Cinq mois après l’entrée en vigueur du permis à points, les récents drames survenus sur les routes mauriciennes relancent le débat sur l’efficacité des mesures de dissuasion et sur la nécessité d’un changement durable des comportements au volant.
Le samedi 6 juin, un autobus de la compagnie Royal King a été impliqué dans un spectaculaire accident. À la suite de cet incident, le ministre du Transport terrestre, Osman Mahomed, a annoncé qu’une enquête approfondie serait menée par la National Land Transport Authority (NLTA), en collaboration avec la police, afin d’établir les circonstances exactes des faits et de déterminer les éventuelles responsabilités.

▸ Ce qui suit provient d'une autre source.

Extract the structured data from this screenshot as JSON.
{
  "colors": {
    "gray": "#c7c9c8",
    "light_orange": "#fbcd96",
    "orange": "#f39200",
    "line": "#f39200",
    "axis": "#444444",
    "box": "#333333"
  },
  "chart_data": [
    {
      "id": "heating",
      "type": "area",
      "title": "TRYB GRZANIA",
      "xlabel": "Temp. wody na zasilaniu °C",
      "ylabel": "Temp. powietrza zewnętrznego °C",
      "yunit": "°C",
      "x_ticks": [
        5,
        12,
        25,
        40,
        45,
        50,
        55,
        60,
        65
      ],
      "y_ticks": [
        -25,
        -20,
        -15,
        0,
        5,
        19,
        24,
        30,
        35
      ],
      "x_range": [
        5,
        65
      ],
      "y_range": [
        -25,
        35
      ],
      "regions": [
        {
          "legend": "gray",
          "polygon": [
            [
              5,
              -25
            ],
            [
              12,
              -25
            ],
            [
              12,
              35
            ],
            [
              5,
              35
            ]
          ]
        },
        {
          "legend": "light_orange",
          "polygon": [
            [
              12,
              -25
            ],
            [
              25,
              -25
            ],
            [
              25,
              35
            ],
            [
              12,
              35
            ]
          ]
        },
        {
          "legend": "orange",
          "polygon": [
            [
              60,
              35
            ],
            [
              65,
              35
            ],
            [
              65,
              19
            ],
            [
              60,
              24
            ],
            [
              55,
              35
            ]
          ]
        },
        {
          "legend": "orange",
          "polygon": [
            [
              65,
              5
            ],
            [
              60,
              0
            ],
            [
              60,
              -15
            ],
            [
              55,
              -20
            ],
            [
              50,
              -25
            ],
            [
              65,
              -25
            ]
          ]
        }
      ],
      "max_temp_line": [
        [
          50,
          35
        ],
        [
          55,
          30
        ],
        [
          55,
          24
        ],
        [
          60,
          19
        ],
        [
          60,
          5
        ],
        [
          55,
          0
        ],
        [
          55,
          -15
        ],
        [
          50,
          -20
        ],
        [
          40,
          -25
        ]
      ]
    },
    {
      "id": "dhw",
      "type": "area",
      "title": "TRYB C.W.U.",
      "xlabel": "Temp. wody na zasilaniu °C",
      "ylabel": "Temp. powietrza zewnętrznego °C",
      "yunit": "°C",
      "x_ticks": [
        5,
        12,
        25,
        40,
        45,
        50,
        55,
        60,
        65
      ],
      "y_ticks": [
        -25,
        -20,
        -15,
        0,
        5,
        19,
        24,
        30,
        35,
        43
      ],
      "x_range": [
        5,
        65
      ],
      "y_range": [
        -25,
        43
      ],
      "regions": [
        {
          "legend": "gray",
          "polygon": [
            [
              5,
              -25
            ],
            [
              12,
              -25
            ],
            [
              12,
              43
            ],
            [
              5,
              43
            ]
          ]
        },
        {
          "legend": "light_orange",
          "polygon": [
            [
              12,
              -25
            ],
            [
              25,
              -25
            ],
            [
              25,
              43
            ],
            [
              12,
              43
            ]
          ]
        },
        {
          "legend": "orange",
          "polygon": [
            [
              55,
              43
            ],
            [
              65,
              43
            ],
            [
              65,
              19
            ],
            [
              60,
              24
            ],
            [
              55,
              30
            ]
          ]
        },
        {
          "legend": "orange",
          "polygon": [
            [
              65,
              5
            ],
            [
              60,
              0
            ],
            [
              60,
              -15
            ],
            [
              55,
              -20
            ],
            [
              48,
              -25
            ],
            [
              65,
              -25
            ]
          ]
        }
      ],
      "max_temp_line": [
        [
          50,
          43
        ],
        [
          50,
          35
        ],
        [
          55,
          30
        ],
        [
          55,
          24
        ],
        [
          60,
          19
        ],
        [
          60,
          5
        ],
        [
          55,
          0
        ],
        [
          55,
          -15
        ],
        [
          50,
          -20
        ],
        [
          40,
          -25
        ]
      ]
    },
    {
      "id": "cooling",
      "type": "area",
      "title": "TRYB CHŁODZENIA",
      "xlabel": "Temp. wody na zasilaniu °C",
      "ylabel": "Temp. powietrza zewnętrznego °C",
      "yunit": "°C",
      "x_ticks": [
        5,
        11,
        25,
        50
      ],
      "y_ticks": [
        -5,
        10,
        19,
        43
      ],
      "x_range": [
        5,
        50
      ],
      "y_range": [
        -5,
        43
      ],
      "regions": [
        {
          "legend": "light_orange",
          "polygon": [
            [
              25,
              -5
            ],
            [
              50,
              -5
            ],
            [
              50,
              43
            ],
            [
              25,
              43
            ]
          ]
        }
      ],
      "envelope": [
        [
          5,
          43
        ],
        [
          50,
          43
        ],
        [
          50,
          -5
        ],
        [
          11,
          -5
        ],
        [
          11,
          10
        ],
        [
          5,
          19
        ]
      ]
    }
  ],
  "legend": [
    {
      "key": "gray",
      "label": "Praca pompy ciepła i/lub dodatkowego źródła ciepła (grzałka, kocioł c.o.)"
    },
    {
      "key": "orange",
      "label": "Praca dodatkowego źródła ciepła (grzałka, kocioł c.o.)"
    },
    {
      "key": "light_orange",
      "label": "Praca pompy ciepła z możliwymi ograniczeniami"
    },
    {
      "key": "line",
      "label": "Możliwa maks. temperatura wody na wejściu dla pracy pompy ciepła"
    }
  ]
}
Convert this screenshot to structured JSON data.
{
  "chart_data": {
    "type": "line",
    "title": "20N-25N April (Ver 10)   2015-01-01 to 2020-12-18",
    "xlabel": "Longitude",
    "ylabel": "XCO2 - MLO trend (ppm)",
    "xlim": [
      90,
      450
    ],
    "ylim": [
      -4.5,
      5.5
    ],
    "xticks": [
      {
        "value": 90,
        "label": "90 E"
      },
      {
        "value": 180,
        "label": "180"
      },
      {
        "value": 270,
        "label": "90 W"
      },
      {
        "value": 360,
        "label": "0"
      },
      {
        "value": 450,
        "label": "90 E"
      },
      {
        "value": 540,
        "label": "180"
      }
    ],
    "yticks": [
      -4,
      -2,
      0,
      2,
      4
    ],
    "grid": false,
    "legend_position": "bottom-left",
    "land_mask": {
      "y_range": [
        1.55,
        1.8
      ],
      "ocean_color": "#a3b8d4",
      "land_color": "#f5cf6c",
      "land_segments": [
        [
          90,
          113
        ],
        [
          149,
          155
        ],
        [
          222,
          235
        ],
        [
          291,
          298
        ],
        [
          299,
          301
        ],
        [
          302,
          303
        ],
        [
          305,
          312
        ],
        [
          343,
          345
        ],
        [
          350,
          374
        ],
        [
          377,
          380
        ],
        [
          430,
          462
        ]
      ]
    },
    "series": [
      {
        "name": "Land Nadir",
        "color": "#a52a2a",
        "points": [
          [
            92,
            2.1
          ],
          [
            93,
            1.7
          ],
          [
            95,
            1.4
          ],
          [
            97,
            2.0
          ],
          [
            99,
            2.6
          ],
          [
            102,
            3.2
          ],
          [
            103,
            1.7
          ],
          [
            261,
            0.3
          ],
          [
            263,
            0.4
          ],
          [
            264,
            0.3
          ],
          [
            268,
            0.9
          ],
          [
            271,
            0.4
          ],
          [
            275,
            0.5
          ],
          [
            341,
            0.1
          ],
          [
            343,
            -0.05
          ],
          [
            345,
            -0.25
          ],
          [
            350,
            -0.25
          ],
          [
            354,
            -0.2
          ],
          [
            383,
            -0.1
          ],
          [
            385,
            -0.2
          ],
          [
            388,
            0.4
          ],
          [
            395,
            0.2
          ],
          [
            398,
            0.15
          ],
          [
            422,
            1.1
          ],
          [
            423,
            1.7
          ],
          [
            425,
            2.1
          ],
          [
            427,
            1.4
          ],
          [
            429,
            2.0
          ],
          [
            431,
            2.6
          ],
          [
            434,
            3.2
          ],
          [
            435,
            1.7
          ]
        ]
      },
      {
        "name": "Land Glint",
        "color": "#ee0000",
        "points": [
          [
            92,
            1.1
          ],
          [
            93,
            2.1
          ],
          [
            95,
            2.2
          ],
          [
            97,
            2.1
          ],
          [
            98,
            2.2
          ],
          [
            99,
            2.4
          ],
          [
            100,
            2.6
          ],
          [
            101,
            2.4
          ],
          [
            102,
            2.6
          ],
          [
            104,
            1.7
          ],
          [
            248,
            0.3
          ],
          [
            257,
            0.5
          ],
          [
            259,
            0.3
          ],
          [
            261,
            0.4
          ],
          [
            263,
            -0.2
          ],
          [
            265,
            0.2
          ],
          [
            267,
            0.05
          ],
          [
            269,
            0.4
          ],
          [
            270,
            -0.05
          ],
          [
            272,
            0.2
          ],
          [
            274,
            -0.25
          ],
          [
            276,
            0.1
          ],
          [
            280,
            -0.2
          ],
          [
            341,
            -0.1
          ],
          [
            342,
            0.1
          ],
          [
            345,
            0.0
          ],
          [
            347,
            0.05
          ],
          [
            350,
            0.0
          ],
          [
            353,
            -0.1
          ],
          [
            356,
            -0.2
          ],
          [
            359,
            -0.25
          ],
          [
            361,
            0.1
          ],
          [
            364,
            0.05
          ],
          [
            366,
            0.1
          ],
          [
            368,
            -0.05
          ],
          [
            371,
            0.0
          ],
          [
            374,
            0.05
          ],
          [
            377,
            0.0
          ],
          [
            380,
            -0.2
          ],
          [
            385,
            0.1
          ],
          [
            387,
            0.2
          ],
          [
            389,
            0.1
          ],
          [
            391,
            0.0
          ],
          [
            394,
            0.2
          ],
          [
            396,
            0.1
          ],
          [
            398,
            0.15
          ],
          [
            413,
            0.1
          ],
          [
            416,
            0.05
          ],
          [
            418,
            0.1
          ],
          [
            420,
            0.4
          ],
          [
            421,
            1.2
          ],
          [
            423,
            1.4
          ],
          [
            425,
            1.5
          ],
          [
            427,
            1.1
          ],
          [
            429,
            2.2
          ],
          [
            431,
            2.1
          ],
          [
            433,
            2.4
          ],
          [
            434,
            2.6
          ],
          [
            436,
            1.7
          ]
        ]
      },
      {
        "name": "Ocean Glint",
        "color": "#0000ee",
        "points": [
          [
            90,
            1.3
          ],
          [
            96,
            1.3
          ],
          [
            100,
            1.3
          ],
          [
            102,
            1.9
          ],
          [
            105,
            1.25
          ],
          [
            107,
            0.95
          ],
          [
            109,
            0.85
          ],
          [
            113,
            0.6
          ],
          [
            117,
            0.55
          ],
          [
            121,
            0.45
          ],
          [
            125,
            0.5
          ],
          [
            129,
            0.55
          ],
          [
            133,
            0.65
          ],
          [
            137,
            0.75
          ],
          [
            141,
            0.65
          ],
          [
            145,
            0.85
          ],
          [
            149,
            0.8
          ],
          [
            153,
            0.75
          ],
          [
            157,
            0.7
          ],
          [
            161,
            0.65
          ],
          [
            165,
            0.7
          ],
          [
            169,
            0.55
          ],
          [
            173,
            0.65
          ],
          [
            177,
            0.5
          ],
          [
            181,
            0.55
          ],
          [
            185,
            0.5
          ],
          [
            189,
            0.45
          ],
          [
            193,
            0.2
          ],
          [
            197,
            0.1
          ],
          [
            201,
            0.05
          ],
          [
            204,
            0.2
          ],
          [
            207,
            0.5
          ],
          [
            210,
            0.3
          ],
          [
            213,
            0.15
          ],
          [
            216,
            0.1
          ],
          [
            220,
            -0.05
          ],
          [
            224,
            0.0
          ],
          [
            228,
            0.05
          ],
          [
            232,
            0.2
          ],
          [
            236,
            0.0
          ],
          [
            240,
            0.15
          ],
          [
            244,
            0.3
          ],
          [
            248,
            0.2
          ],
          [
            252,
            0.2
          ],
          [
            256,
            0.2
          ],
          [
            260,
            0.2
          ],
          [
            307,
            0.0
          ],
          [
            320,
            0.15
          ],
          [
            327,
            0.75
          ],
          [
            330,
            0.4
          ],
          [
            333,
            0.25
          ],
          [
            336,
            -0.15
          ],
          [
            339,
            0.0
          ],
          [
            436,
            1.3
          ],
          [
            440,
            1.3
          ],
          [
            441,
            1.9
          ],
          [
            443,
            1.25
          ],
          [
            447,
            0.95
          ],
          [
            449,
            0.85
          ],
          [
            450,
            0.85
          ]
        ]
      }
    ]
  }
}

Dans une publication sur les réseaux sociaux, le ministre a également indiqué son intention de proposer des amendements à la législation routière pour durcir les sanctions visant les conducteurs dont le comportement met en danger la vie d’autrui. Parmi les mesures envisagées figure notamment la saisie des véhicules dans les cas de conduite sous l’emprise de l’alcool ou de substances illicites.
Moins de vingt-quatre heures plus tard, un autre accident grave s’est produit à Grand Bois. Alors que les circonstances de ce drame font toujours l’objet d’une enquête, ce nouvel épisode est venu alimenter les préoccupations persistantes concernant la sécurité routière à Maurice.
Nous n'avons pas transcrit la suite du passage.